When the body is in a state of dehydration, many substrates and neurotransmitters are influenced by circulating vasopressin (antidiuretic hormone) and angiotensin II (1,2).

Dehydration can increase levels of cortisol (3). Interestingly, even a decrease in cell volume caused by hypohydration promotes insulin resistance (4,5,6).
Conditions dehydrating insulin target tissues such as hyperosmolarity or amino acid deprivation are associated with insulin resistance; blockage of the cell volume response to insulin may be the common denominator in dehydration-induced insulin resistance (4).

As a consequence of dehydration, the blood–brain barrier permeability is altered by serotonergic and dopaminergic systems, potentially causing central nervous system dysfunction if dehydration is prolonged (7).  

Chronic dehydration influence inhibitory and excitatory activities of the brain by increasing aminobutyric acid and glutamate levels (8), by stimulating γ-aminobutyric acid and N-methyl-D-aspartate receptors, to synthesize and release antidiuretic hormone (9).

Even mild dehydration produces significant changes at the neural level: total brain volume shrinkage and over-recruitment of specific brain areas during cognitively demanding tasks (10).


Hyperhydrating means drinking more water than you could possibly need, so much fluid that you dilute the amount of sodium in your blood.

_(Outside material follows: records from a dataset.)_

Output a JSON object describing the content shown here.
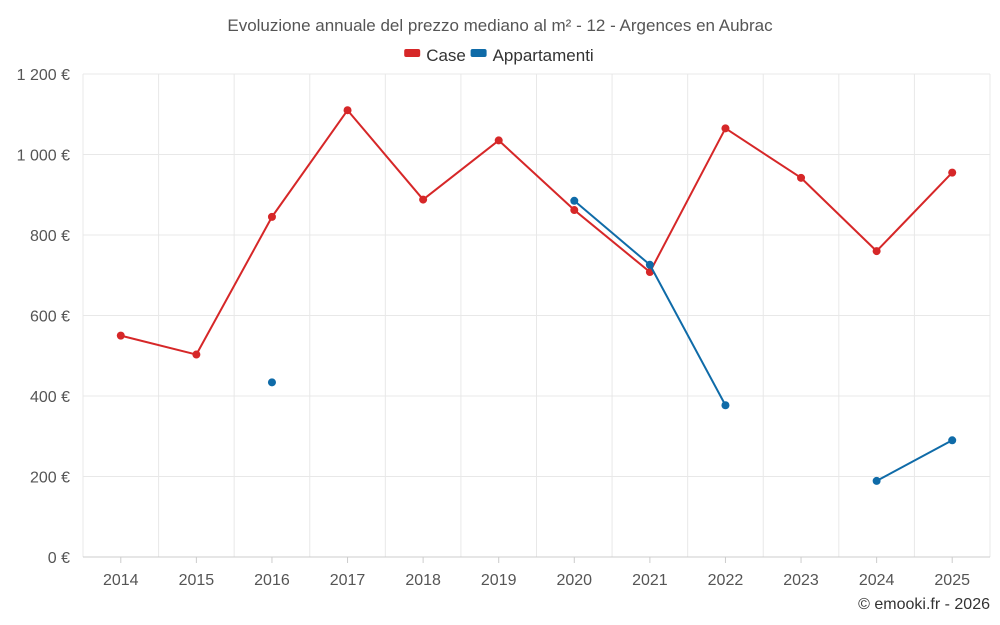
{
  "chart_data": {
    "type": "line",
    "title": "Evoluzione annuale del prezzo mediano al m² - 12 - Argences en Aubrac",
    "categories": [
      "2014",
      "2015",
      "2016",
      "2017",
      "2018",
      "2019",
      "2020",
      "2021",
      "2022",
      "2023",
      "2024",
      "2025"
    ],
    "series": [
      {
        "name": "Case",
        "color": "#d62728",
        "values": [
          550,
          503,
          845,
          1110,
          888,
          1035,
          862,
          708,
          1065,
          942,
          760,
          955
        ]
      },
      {
        "name": "Appartamenti",
        "color": "#0f6ba8",
        "values": [
          null,
          null,
          434,
          null,
          null,
          null,
          885,
          726,
          377,
          null,
          189,
          290
        ]
      }
    ],
    "ylim": [
      0,
      1200
    ],
    "yticks": [
      0,
      200,
      400,
      600,
      800,
      1000,
      1200
    ],
    "ytick_labels": [
      "0 €",
      "200 €",
      "400 €",
      "600 €",
      "800 €",
      "1 000 €",
      "1 200 €"
    ],
    "xlabel": "",
    "ylabel": "",
    "grid": true,
    "legend_position": "top-center"
  },
  "credit": "© emooki.fr - 2026"
}
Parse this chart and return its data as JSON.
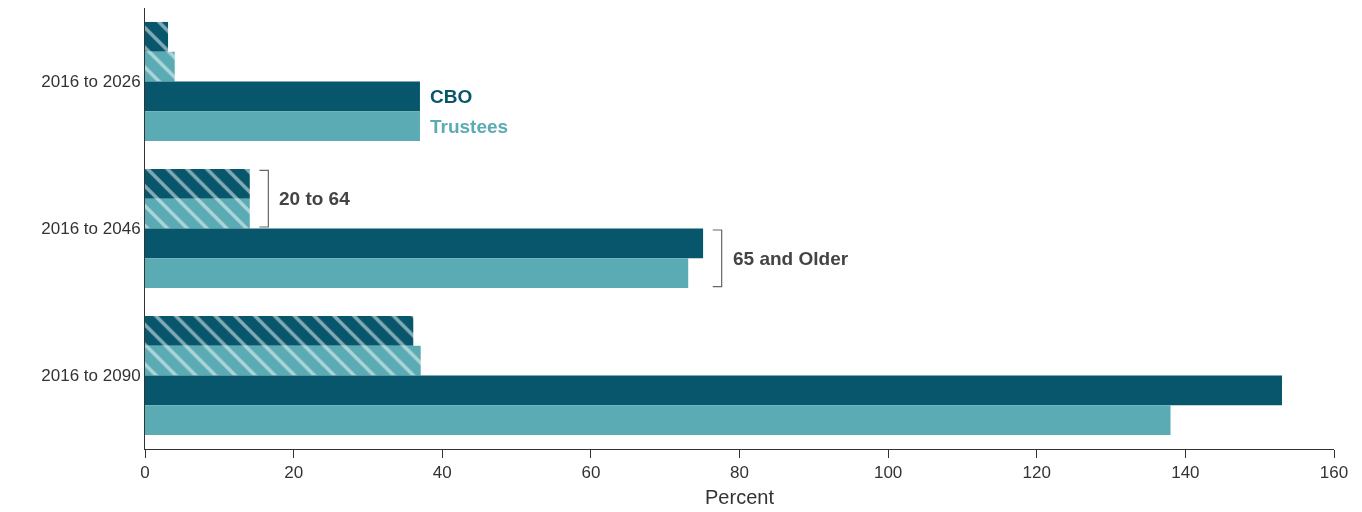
{
  "chart_data": {
    "type": "bar",
    "orientation": "horizontal",
    "categories": [
      "2016 to 2026",
      "2016 to 2046",
      "2016 to 2090"
    ],
    "series": [
      {
        "color": "#07566b",
        "values": [
          3.1,
          14.1,
          36.1
        ]
      },
      {
        "color": "#5aabb3",
        "values": [
          4.0,
          14.1,
          37.1
        ]
      },
      {
        "color": "#07566b",
        "values": [
          37,
          75.1,
          153
        ]
      },
      {
        "color": "#5aabb3",
        "values": [
          37,
          73.1,
          138
        ]
      }
    ],
    "xlabel": "Percent",
    "xlim": [
      0,
      160
    ],
    "xticks": [
      0,
      20,
      40,
      60,
      80,
      100,
      120,
      140,
      160
    ],
    "annotations": [
      {
        "text": "CBO",
        "x": 37,
        "y": "2016 to 2026"
      },
      {
        "text": "Trustees",
        "x": 37,
        "y": "2016 to 2026"
      },
      {
        "text": "20 to 64",
        "x": 14.1,
        "y": "2016 to 2046"
      },
      {
        "text": "65 and Older",
        "x": 75.1,
        "y": "2016 to 2046"
      }
    ]
  }
}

The low sodium level can cause a cerebral edema, swelling of the brain, leading to death. Sodium and potassium are essential electrolytes. An inadequate amount of sodium in the blood is defined as "hyponatremia” (11).
Women’s menstrual cycle phase influences body water, during the luteal phase total body water can increase up to 2 kg (12,13).

Water intoxication

Water intoxication can lead to life-threatening hyponatremia, which can result in central nervous system edema, lung congestion, and muscle weakness (14). Hyponatremia can also occur from excessive fluid intake, underreplacement of sodium, or both during or after prolonged endurance athletic events. This is common during marathon events (15). For example 13% of the athletes who finished the 2002 Boston Marathon were in a hyponatremic state (16).